Die Offense hat Potenzial für eine der besten im Lande, und das, obwohl es eine nie endende QB-Controversy gibt: Da ist zum einen David Ash, der immer für ein Gurkenspiel gut ist, und zum anderen Case McCoy, dessen Vorstellungen kaum blasser sein könnten, aber der politisch viel Einfluss hat („Mein Bruder Colt ist eine Legende auf dem Campus, also verdiene ich mir den Starter-Spot“).
Alles abseits der Quarterbacks ist sensationell besetzt, aber genannte beiden QB-Optionen haben so viele Flauseln, dass die OffCoords seit Jahren wie wild drum herum doktern müssen, um Konstanz in den Laden zu bringen. Letzten Herbst scheiterte der geniale OffCoord Bryan Harsin an dieser Monsteraufgabe, und Harsin gehörte nun wirklich zur heißesten Ware, was Offensivgeister angeht (Harsin ist nun weg, wird Head Coach bei Arkansas State).

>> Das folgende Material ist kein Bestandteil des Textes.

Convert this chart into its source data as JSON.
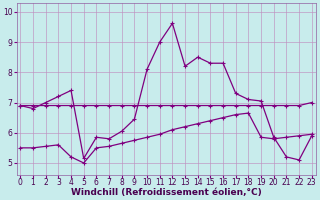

So ist das Gesamtbild der Texas Longhorns ein recht frustrierendes: Die Möglichkeiten und Ressourcen sind schier unbegrenzt, aber die nicht aufhörenden Kleinkriege bei so vielen Interessensgruppen und die erfolglose Suche nach einem wirklich beständigen Quarterback verhinderten in den letzten drei Jahren den Durchbruch. Die Longhorns stecken ein bissl in der Zwickmühle, auch wenn es dank Talent+Erfahrung jederzeit den Breakout geben kann. Über ein 11-1 wäre ich alles andere als überrascht, auch wenn die drei schwersten Conference-Spiele auswärts oder auf neutralem Feld fern des heimischen Memorial Stadiums (100.000 Zuschauer) sind.
Wahrscheinlicher ist aber sowas wie ein erneutes 9-4 oder 10-3, mit aufflammenden Diskussionen um die Zukunft von Mack Brown.